Saturday, October 21, 2017

MongoDB reported that the traditional relational store for a catalog suffered from the following issues:
1) The field inventory is a local view only until it makes its way to the central store.
2) The relational store involves a one-a-day sync or something periodic
3) Stale views are served until the refresh happens which is often not fast enough for consumers.
4) The stale view interferes with analytics and aggregations reports.
5) Downstream internal and external apps have to work around the delays and stale views with sub-optimal logic.
MongoDB overcomes all these and organizes the catalog into Item, Variant, Price, Hierarchy, Facet and Vendors in a document store. Then it allows the applications to search for data via prejoined objects in cache or via indexing through search engine using Lucene/Solr architecture
Applications generally want a central service with a single view to the catalog. It is used by most services and back channels. Moreover, they want this inventory to be in sync in real time. Therefore they expect their writes to be local and real-time in a read dominated workload. That said refresh is in the form of bulk writes. via point in time loads.  Bulk inserts work well with relational database. Therefore MongoDBs document data store gets synced with the relational data store periodically say nightly.  The real-time update and view all happen on the document store only and don't reach the relational store. Similarly analytics and aggregation pull data from the document store
The catalog initially stored 1 document per SKU per store. if there are hundred million items in a thousand store, it results in a hundred billion entries. Instead the documents were now one each for a specific key/store grouping SKU. This improves geo distribution and results in lower number of docs. In order to keep reads/writes local with low latency in an architecture where writes go to every shard for every region, they were streamlined to go to their respective regions with the help of tags.
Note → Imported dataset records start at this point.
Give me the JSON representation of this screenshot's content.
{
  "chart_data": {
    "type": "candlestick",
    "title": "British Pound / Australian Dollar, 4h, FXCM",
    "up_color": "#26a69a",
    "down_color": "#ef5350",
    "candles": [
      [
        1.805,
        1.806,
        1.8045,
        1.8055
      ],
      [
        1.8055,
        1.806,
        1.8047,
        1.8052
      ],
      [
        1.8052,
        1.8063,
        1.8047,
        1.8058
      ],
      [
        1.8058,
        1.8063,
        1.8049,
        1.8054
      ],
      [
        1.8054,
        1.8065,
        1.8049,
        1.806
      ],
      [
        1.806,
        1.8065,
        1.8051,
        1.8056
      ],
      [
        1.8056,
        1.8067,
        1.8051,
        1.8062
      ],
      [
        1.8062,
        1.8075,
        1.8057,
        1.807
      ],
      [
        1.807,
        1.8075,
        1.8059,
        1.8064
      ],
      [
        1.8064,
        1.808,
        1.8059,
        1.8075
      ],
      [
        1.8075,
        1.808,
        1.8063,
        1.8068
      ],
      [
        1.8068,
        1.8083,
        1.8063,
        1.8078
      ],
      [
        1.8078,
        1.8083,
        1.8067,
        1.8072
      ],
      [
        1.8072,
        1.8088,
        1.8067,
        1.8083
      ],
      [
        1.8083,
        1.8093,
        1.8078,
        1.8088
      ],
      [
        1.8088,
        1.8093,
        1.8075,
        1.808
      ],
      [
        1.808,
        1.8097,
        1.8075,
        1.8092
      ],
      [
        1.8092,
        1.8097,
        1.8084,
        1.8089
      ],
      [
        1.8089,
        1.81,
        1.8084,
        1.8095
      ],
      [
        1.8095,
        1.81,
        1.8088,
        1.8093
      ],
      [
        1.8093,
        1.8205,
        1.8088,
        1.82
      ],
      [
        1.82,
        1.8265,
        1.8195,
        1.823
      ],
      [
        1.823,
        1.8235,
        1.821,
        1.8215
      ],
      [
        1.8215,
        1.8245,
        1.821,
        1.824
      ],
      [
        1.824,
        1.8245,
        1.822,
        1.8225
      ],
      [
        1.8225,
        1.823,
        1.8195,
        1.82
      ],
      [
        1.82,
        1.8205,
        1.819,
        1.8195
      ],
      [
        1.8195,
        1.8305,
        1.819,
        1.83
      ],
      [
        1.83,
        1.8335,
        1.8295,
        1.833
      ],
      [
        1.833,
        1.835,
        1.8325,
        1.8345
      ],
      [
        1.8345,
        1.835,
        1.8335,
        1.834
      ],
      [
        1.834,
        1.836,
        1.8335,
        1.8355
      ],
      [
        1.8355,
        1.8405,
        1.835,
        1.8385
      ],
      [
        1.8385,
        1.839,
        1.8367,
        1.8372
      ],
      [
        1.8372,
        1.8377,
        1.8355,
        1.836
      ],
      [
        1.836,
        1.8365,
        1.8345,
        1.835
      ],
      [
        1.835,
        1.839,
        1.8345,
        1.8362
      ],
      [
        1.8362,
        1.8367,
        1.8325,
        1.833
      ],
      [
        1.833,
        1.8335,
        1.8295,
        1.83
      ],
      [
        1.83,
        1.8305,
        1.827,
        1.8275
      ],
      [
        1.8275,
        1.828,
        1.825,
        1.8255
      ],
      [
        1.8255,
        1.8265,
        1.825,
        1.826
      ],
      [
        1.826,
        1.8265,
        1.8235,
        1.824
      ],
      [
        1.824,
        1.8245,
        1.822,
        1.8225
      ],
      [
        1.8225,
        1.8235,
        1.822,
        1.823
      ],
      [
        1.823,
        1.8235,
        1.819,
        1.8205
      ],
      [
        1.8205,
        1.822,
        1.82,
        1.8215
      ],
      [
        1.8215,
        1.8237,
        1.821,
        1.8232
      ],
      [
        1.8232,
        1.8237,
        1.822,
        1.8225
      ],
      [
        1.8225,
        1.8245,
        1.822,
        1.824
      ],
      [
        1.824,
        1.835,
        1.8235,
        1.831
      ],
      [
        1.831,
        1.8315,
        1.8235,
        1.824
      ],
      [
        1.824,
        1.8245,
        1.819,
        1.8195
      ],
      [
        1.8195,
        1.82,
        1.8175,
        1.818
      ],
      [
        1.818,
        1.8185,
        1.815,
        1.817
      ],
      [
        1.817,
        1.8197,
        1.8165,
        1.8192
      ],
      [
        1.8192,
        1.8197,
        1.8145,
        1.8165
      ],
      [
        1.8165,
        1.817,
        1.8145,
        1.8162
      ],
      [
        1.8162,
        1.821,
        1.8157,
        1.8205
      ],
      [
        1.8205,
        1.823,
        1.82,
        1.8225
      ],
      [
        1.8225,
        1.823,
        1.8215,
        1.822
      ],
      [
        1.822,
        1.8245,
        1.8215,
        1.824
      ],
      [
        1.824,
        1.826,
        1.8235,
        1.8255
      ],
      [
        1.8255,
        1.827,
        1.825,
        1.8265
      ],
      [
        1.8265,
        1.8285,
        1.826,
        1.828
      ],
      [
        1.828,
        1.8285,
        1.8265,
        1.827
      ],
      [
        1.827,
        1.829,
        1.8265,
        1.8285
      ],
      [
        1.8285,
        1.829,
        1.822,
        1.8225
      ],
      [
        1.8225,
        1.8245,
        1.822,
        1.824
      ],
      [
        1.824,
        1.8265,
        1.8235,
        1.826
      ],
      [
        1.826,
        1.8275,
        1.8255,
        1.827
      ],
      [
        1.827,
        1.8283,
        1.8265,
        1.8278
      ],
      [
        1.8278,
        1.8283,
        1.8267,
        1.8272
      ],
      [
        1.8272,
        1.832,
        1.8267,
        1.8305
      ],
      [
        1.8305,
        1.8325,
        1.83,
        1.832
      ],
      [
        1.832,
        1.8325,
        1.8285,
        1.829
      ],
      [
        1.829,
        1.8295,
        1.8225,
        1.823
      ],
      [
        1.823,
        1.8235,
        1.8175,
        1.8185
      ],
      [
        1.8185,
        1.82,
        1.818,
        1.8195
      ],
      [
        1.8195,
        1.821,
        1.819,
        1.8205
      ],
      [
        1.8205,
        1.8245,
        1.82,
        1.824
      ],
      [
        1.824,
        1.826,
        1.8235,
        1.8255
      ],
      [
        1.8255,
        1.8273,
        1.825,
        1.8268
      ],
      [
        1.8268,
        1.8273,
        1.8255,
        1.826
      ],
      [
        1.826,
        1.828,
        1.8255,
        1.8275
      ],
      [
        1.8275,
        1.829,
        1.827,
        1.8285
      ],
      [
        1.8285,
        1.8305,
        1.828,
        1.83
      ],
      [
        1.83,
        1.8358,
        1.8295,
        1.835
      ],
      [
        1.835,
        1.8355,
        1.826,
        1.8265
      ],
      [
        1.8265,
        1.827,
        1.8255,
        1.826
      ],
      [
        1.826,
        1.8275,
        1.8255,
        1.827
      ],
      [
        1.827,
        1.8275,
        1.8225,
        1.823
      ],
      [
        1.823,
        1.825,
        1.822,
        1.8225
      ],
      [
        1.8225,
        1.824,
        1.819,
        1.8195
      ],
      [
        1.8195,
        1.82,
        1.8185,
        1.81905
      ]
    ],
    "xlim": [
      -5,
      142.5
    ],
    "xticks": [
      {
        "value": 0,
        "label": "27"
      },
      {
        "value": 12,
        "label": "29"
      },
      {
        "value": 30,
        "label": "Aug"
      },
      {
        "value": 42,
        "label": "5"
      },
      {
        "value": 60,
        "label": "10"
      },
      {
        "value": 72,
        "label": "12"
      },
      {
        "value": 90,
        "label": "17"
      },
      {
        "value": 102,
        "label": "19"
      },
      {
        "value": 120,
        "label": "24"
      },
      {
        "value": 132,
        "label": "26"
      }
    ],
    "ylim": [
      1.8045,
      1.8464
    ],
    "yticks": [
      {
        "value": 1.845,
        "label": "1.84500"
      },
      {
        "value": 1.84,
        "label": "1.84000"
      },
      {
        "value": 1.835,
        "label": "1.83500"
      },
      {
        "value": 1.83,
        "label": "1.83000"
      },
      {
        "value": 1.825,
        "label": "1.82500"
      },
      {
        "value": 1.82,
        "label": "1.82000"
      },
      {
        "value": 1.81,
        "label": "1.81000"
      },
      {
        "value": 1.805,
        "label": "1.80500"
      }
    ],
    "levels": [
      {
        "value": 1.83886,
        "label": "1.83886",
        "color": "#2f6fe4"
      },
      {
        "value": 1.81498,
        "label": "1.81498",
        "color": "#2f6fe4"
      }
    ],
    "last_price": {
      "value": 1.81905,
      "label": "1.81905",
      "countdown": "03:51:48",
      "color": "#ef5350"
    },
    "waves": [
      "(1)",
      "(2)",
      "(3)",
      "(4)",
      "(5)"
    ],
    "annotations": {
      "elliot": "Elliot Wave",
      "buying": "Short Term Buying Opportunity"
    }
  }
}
Even the shopping cart is modeled as a single document. 

#codingexercise
We talked about finding the largest number from the digits whose product equals the number.
We said we can try different digits from 2 to 9 in increasing order to find the divisors of the numbers and their repetitions and we take as many of the divisors as possible. In increasing order of digits, this translates to (digit1, repetition1), (digit2, repetition2) ... pairs. The ones with the higher repetitions are included in the final solution.
Each digit, repetition pair is either included in the final solution or not. Consequently we can write a dynamic programming that recursively tries both paths and returns the count of the sub-problem plus the repetitions from the current choice or merely the count from the sub-problem as the case maybe.